L’appartement voisin (de 110m²) était désormais bien trop vaste pour ce vieux monsieur seul. Le remplacement obligatoire (pour mise aux normes européennes) de l’ascenseur, de la chaudière, de l’isolation de la copropriété avait eu raison de ses économies. Les nouvelles normes de chauffage (limite des températures à 15°C avec menaces de contrôles par drone) et l’augmentation des taxes d’habitation (€€ à partir de 10m² par personne) s’ajoutant à l’écotaxe supplémentaire d’électricité (€€ pour + de 3 kWh d’électricité par jour) dépassaient son maigre budget de pensionné. Le couvre-feu thermique de 20 à 07 heures restreignait l’occupation de son bien à une seule pièce où il survivait grelottant dans son fauteuil, emmitouflé sous une couverture, devant sa télé. Il ne sortait plus. Nathalie et Alex ne le connaissaient qu’indirectement via la concierge qui lui apportait ses provisions de bouche.
Un jour, les services sociaux l’ont emmené presque de force aux “Jolis Chrysanthèmes” (maison hautement recommandée sur le net) pour y finir sa vie de boomer. Son fils, tout à fait indifférent aux souvenirs familiaux, prit possession des lieux. Le vieux fauteuil, les quelques meubles, les albums photos, le grand tableau généalogique, les souvenirs de voyage, la précieuse mappemonde, son carnet de marin, ses cartes de navigation, tous les biens du vieux restèrent sur le trottoir du building sous la pluie, durant plusieurs jours en attente des vélos-cargos du service communal de recyclage… puis un matin tout fut emporté, détruit, recyclé.

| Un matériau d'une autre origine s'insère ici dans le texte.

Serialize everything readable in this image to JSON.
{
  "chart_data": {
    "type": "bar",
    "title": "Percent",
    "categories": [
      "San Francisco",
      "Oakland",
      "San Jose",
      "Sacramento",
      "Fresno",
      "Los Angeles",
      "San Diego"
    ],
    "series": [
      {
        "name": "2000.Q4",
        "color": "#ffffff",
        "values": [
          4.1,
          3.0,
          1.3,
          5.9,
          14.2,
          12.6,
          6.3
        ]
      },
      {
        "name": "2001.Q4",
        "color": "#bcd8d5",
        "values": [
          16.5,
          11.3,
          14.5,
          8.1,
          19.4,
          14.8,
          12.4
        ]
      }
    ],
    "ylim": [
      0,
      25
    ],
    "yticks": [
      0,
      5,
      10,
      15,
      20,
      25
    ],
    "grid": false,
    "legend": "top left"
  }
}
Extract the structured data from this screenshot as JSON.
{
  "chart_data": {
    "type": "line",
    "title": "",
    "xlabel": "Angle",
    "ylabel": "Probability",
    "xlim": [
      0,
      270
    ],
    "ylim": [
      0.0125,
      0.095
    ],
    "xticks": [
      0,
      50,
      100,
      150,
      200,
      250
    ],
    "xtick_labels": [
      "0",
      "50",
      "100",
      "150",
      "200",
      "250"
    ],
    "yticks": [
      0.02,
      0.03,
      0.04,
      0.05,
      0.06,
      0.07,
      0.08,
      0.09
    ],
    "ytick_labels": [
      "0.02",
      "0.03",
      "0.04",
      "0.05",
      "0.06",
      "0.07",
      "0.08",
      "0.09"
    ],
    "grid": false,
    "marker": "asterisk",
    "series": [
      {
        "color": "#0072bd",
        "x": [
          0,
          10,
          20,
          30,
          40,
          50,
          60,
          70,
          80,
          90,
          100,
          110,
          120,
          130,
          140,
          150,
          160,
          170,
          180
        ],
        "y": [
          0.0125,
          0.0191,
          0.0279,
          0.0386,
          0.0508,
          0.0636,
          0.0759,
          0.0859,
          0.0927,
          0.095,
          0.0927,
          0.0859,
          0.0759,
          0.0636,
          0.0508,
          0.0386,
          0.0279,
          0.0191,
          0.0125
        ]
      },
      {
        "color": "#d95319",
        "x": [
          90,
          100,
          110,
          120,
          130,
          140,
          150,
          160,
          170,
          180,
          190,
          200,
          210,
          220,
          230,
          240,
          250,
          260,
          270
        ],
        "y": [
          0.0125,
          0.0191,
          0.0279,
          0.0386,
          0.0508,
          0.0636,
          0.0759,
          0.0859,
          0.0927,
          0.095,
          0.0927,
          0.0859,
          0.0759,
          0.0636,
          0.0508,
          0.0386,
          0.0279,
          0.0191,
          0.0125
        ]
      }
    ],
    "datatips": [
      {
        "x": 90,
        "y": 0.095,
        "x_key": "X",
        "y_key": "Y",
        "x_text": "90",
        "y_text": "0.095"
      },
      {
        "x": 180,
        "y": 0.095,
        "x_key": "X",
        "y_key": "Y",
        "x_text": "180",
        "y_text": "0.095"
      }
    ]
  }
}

Subitement, l’appartement de Nathalie et Alex, les voisins, résonna de lourds coups de masse, les murs se mirent à trembler au rythme des marteaux piqueurs. Leur cuisine mitoyenne, fut envahie d’un épais nuage de poussière qui se posa lourdement sur la vaisselle, dans les armoires, derrière les appareils ménagers, jusque dans les moindres recoins. Hurlant de rage, Alex s’en prit aux ouvriers mais rien n’y fit. Mandatés pour transformer les lieux, les travailleurs n’étaient pas responsables des plans de leur employeur et vu leur imposante carrure, Alex ne crut pas opportun de tenter de les brutaliser. Démolition et reconstruction de l’appartement durèrent trois mois durant lesquels la vie du voisinage dans le building fut mise à très rude épreuve.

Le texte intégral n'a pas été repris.